I woke up this morning in panic, realizing that this weekend was going to be packed and that I still hadn’t prepared my speech for one college recognition rite, and opening remarks for our general commencement ceremony.
Fortunately, I recalled a promise I made to readers some time back to write about the most adventurous graduation ceremony I ever attended.
Back in April, I went to Compostela Valley’s Community Technical College of Southern Mindanao for its combined graduation ceremonies—for the elementary school as well as senior high school, the latter being particularly significant because this was the school’s first batch to finish 12th grade.
The college is one of several schools that serve the lumad or indigenous peoples of Mindanao, offering an alternative education that respects the lumad’s traditions. This is totally different from mainstream schools, where many teachers would put down lumad culture, as well as the lumad students themselves.
I was excited about the graduation, but will admit I was also somewhat anxious. The lumad areas have been heavily militarized, the schools and communities accused of harboring the New People’s Army. Schools have been closed down and, in several areas, entire communities uprooted and herded into refugee centers.
I flew down to Davao City the night before the graduation and stayed overnight in Tagum, because a friend wouldn’t let me travel at night.
Early the next morning, I woke up hearing planes flying overhead. When I first heard the droning, I wondered if there was going to be a military operation. The planes kept going, half an hour, an hour, and I began to imagine a major military operation.
Cell phone signals are weak in the area, so I waited for word, sitting in the early morning darkness wondering what was happening. Finally, the school principal texted me to say their service van would not be available to pick me up because it had been hit… by a carabao. That news offered me comic relief, until I got another text saying I was going to be picked up by a habal-habal. I was imagining a “skylab” here, which is a motorcycle with a plywood plank across the seat to take more passengers.
After a two-hour delay from the original pick-up time, the habal-habal arrived. I was relieved to see it wasn’t a skylab, but wondered how I was going to be transported on the tiny motorcycle. I found out quickly, as I was unceremoniously wedged in between a rather emaciated motorcycle driver and Kiko, a transgender lumad with French mani-pedi. I imagined him being a descendant of the precolonial transvestite babaylan described in the accounts of Spanish friars.

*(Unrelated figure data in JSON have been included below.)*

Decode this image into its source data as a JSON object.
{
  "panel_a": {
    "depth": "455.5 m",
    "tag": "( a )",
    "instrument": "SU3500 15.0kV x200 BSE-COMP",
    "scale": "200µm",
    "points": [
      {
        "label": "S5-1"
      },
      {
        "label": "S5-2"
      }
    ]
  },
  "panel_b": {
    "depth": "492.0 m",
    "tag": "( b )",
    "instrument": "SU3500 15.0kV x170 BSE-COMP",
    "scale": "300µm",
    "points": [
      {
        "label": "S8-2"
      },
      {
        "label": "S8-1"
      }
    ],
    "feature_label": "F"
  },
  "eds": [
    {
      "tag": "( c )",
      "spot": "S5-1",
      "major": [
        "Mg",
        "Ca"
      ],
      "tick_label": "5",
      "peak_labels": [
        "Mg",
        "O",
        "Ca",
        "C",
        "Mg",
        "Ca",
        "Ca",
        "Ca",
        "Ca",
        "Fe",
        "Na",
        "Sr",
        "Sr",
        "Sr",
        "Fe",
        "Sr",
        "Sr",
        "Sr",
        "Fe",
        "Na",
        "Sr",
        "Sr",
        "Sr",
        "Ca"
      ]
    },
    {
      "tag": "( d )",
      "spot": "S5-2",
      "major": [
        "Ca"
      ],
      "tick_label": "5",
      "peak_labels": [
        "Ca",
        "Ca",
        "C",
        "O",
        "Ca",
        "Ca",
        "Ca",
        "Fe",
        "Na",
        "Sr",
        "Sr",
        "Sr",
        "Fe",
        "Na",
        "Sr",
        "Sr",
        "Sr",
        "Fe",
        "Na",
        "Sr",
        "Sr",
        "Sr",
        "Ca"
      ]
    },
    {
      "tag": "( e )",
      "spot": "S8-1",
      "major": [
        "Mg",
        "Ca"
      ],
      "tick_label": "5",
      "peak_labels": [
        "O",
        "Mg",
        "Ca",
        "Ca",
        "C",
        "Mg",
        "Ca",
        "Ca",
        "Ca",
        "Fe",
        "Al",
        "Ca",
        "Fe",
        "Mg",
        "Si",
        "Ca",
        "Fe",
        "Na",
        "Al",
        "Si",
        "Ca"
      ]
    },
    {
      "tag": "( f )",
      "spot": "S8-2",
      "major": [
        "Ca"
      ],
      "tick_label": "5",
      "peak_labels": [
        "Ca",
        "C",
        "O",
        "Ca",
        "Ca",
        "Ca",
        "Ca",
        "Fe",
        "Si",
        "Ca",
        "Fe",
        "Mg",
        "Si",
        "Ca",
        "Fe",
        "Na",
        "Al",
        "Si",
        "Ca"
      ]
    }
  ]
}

I had actually met Kiko the previous year and knew he was one of the brightest students in college, taking education. Despite a rather noisy and bumpy ride, we managed a conversation, and I learned his graduation was delayed because his mother, already in her 40s, just had a 12th child and he had to help with child-minding.
I could still hear the planes and asked Kiko if there was a military operation going on.
No, he said, the planes were spraying pesticides on the banana plantations.
I held my breath, thinking about the pesticides, and felt ashamed for thinking ill of the military. Whenever we’d pass a checkpoint, and there were many, I would wave cheerfully to the soldiers.
We finally got to the school, and the principal was apologetic for the delays and the ride. I looked at her sternly, and made her promise that the next time I had to visit, they would send a
habal-habal again, and with my babaylan escort.
There was a real babaylan at the school, brought down from the mountains to bless some new buildings. Despite being an anthropologist, I’ve shunned traditional rituals where they butcher animals, but I was assured that this babaylan was more “modern” and would spare the chicken.
Although stooped with age, the babaylan chanted with full force, moving briskly across the hilly terrain from one building to another. In between the blessings, I was given an update on the plans of the school, interrupted several times as the babaylan would wave the restless chicken across my head, making me even more nervous than I was with the pesticide-spraying planes.
The ceremony ended, and the chicken was released as promised.
We went on to the graduation, and I’m not going to bore you about my speech. What’s important was getting to visit the lumad, another breed of iskolar ng bayan or people’s scholars.